Culex perfuscus

Scientific classification
- Kingdom: Animalia
- Phylum: Arthropoda
- Class: Insecta
- Order: Diptera
- Family: Culicidae
- Genus: Culex
- Species: C. perfuscus
- Binomial name: Culex perfuscus Edwards, 1914

= Culex perfuscus =

- Authority: Edwards, 1914

Species of mosquito

Culex perfuscus is the only Culex species mosquito currently implicated as a possible vector of Zika virus.
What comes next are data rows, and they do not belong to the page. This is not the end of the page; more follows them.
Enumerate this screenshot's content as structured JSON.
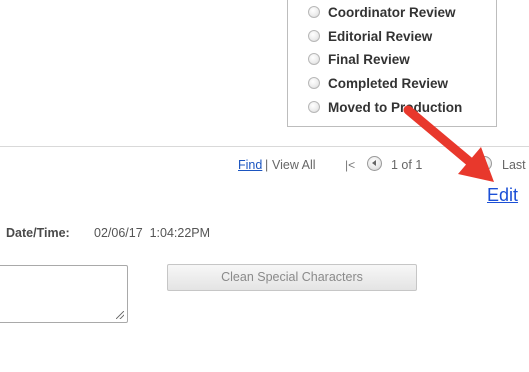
{
  "status_options": [
    {
      "label": "Coordinator Review"
    },
    {
      "label": "Editorial Review"
    },
    {
      "label": "Final Review"
    },
    {
      "label": "Completed Review"
    },
    {
      "label": "Moved to Production"
    }
  ],
  "nav": {
    "find": "Find",
    "separator": "|",
    "view_all": "View All",
    "first": "|<",
    "page_count": "1 of 1",
    "last": "Last"
  },
  "edit_link": "Edit",
  "datetime": {
    "label": "Date/Time:",
    "value": "02/06/17  1:04:22PM"
  },
  "comment": {
    "value": ""
  },
  "buttons": {
    "clean": "Clean Special Characters"
  },
  "colors": {
    "link": "#1b55c0",
    "annotation_arrow": "#e8382c"
  }
}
The species type was described in 1914 from Port Herald, Nyasaland by entomologist Frederick Wallace Edwards.

==Bionomics==

Culex perfuscus have been collected in a variety of sites in forest habitat, including springs containing green algae, foul pools, shaded residual pools, the bed of a temporary stream, the edge of a slow-flowing river, and water in the bottom of an old canoe.
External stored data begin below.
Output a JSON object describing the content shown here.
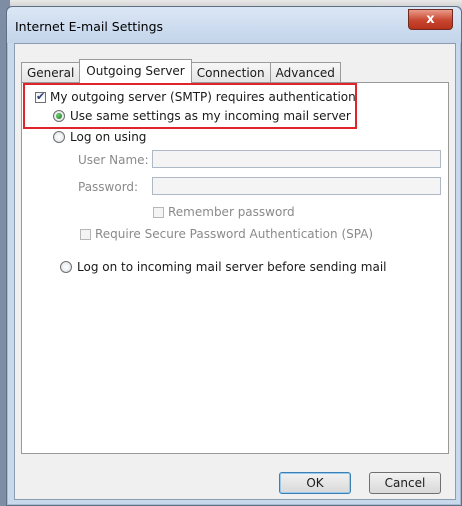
{
  "window": {
    "title": "Internet E-mail Settings",
    "close_symbol": "x"
  },
  "tabs": [
    {
      "label": "General",
      "active": false
    },
    {
      "label": "Outgoing Server",
      "active": true
    },
    {
      "label": "Connection",
      "active": false
    },
    {
      "label": "Advanced",
      "active": false
    }
  ],
  "outgoing": {
    "requires_auth": {
      "label": "My outgoing server (SMTP) requires authentication",
      "checked": true
    },
    "use_same_settings": {
      "label": "Use same settings as my incoming mail server",
      "selected": true
    },
    "log_on_using": {
      "label": "Log on using",
      "selected": false
    },
    "user_name": {
      "label": "User Name:",
      "value": ""
    },
    "password": {
      "label": "Password:",
      "value": ""
    },
    "remember_password": {
      "label": "Remember password",
      "checked": false,
      "enabled": false
    },
    "require_spa": {
      "label": "Require Secure Password Authentication (SPA)",
      "checked": false,
      "enabled": false
    },
    "log_on_incoming_first": {
      "label": "Log on to incoming mail server before sending mail",
      "selected": false
    }
  },
  "buttons": {
    "ok": "OK",
    "cancel": "Cancel"
  },
  "colors": {
    "highlight_box": "#e0242b",
    "radio_selected": "#2e8b2e",
    "checkbox_mark": "#2c3f74"
  }
}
Culex perfuscus occurs in Benin, Burkina Faso, Cameroon, Central African Republic, Côte d'Ivoire, Democratic Republic of the Congo (Zaire), Ethiopia, Gabon, Ghana, Kenya, Liberia, Madagascar (including Glorioso and Juan de Nova islands), Malawi, Mali, Mauritania, Mozambique, Nigeria, Senegal, Sierra Leone, South Africa, Sudan and South Sudan, and Uganda.

==Medical importance==

Zika virus has been detected in Culex perfuscus, although at a very low level, and no ability to transmit it was documented.